Fig. 3.12 Structural components and connective tissue coverings of a peripheral nerve in the peripheral nervous system (PNS). (a) Schematic of peripheral nerve in cross-section. Peripheral nerves represent cranial or spinal nerves that carry sensory, motor, or autonomic input. Nerve fibers may be classified by function, fiber diameter, the extent of myelination, and conduction speed. Spinal nerves are functionally classified as mixed nerves that carry both motor (efferent) and sensory (afferent) fibers. In comparison, some cranial nerves may be classified as mixed nerves, or only as sensory, or only motor. (b) Light microscopy demonstrating the connective tissue layers surrounding a peripheral nerve (20 × magnification; hematoxylin and eosin [H/E] stain). Peripheral nerves consist of bundles of myelinated or unmyelinated axons enveloped with three layers of connective tissue (CT). The CT layers arranged from superficial to deep, include an endoneurium, perineurium, and epineurium. The individual axons in the section shown appear as small pink circles surrounded by the myelin sheath (white). The endoneurium surrounds each axon, and is important in axonal regeneration following nerve damage. The middle layer of CT, known as the perineurium, bundles groups of individual axons together to form fascicles. The outer CT layer is the epineurium which bundles nerve fascicles together. (a: Reproduced with permission from Schuenke M, Schulte E, Schumacher U. THIEME Atlas of Anatomy Second Edition, Vol 1. © Thieme 2014. Illustrations by Markus Voll and Karl Wesker.)

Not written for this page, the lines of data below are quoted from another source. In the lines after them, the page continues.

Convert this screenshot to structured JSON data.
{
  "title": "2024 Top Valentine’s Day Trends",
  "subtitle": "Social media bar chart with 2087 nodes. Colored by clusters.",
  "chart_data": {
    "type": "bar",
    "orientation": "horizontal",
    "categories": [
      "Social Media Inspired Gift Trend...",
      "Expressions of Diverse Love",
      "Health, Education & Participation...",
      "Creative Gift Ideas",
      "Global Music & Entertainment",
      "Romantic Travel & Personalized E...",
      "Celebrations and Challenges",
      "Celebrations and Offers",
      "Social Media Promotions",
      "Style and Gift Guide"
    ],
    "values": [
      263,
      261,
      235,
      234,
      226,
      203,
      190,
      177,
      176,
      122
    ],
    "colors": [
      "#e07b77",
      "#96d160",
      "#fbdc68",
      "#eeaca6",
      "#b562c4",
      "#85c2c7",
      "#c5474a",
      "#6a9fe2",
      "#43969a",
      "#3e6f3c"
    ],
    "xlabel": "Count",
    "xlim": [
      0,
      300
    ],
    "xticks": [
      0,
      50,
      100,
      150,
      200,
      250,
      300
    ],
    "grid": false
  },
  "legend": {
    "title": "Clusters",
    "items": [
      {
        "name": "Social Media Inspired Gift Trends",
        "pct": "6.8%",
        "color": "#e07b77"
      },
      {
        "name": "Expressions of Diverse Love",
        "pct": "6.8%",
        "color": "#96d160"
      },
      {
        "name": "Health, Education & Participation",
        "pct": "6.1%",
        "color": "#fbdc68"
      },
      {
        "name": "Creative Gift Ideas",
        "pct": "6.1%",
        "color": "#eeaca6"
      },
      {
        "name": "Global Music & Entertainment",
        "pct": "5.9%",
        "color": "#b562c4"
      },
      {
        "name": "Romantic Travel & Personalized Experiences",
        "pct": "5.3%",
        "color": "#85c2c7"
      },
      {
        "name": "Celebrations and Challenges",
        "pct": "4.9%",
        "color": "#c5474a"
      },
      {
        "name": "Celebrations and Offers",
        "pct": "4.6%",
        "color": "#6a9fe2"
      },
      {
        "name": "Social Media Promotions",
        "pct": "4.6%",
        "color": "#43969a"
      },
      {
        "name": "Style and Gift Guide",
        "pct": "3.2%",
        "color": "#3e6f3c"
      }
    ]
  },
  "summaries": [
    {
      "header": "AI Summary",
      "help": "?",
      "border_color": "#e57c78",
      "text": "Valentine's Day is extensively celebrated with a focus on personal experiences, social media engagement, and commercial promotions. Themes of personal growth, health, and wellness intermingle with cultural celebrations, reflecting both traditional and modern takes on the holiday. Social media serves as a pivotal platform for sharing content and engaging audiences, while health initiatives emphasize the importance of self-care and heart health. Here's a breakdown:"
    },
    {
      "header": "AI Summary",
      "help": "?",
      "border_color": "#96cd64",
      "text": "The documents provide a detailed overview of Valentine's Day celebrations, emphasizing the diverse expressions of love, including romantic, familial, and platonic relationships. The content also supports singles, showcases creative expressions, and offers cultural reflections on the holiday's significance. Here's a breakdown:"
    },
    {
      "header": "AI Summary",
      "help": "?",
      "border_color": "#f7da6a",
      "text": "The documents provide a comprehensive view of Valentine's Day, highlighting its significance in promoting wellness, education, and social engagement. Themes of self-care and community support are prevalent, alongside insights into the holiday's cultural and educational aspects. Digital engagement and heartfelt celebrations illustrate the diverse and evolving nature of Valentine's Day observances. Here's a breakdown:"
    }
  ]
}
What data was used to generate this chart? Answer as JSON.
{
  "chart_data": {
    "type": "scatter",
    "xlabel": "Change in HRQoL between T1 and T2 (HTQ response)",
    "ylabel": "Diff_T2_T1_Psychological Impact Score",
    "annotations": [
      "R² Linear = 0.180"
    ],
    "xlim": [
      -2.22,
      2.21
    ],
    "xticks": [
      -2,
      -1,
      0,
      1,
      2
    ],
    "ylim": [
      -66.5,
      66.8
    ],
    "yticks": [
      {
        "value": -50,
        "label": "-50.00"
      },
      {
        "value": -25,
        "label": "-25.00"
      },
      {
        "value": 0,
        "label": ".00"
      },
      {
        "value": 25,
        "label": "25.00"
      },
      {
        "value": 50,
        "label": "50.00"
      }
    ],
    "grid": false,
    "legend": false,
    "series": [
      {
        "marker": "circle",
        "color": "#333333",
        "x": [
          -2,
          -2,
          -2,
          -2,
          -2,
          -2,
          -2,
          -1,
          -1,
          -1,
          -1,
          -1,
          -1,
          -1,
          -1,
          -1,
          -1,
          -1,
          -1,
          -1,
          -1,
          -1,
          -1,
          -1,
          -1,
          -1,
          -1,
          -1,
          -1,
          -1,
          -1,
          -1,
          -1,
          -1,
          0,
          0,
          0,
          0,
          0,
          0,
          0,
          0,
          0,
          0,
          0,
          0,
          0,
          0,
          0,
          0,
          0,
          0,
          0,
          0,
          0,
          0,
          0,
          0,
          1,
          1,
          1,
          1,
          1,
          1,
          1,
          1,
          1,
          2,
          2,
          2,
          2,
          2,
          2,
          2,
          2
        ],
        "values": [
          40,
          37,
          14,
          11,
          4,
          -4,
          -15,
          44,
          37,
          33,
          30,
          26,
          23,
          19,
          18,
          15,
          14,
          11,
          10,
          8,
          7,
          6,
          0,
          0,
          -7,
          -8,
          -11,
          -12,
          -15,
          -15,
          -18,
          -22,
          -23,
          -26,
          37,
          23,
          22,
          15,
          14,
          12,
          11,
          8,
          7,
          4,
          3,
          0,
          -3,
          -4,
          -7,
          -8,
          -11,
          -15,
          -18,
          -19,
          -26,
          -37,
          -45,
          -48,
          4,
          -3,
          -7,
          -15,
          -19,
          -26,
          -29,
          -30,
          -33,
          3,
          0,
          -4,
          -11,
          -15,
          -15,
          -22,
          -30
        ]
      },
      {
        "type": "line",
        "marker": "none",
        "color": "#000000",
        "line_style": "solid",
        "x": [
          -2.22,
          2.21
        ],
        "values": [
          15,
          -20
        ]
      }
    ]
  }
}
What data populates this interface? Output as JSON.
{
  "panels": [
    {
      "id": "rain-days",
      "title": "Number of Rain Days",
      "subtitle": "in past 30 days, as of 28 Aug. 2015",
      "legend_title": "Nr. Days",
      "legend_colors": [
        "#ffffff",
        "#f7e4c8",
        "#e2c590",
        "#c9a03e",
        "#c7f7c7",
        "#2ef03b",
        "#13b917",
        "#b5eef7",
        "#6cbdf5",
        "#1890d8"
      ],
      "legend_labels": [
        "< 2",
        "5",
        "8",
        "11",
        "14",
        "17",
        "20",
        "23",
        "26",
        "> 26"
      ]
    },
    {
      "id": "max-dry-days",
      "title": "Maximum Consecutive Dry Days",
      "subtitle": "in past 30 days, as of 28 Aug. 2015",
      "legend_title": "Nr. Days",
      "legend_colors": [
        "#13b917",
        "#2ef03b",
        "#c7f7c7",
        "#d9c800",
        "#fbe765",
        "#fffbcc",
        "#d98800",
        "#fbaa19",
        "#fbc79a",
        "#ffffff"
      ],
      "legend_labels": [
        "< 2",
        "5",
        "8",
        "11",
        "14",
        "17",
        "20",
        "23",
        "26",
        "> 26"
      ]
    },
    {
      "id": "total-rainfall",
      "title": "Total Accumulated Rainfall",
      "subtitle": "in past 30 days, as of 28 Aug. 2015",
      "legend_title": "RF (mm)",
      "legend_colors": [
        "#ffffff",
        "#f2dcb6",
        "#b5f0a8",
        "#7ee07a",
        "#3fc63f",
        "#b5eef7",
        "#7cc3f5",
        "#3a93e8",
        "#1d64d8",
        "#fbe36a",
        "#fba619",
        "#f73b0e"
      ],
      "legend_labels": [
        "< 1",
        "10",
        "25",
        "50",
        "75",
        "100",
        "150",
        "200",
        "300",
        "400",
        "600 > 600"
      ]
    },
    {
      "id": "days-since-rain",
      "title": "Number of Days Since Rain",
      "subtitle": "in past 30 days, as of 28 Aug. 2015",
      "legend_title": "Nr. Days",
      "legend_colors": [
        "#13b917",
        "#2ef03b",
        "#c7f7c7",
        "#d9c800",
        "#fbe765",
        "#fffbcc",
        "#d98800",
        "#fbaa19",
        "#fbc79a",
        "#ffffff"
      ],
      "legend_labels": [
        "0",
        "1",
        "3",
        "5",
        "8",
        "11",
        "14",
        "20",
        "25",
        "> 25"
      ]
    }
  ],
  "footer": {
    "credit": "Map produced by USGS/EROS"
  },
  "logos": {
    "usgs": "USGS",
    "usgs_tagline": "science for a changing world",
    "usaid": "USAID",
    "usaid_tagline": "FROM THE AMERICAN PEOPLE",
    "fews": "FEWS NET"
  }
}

Fig. 3.13 Schematic diagram showing morphological changes to the neuron cell body and the proximal and distal regions of a myelinated axon following nerve injury. Potential outcomes depend on the extent and location of the nerve injury; however, they may include chromatolysis of the cell body, degeneration of the distal axon (Wallerian; anterograde axonal degeneration), and loss of synaptic contact with the target. This may cause a loss of sensation, muscle atrophy, or motor dysfunction. Typically, the proximal part of the axon remains attached to the cell body and continues to live, while the section distal to the injury degenerates. The proximal axon may potentially regenerate distally and reform synaptic connections with targets if the endoneurium and Schwann cells surrounding the axon remain viable. If the proximal axon is unable to penetrate the existing Schwann cell sheath, the axon exhibits disorganized growth and forms a traumatic neuroma.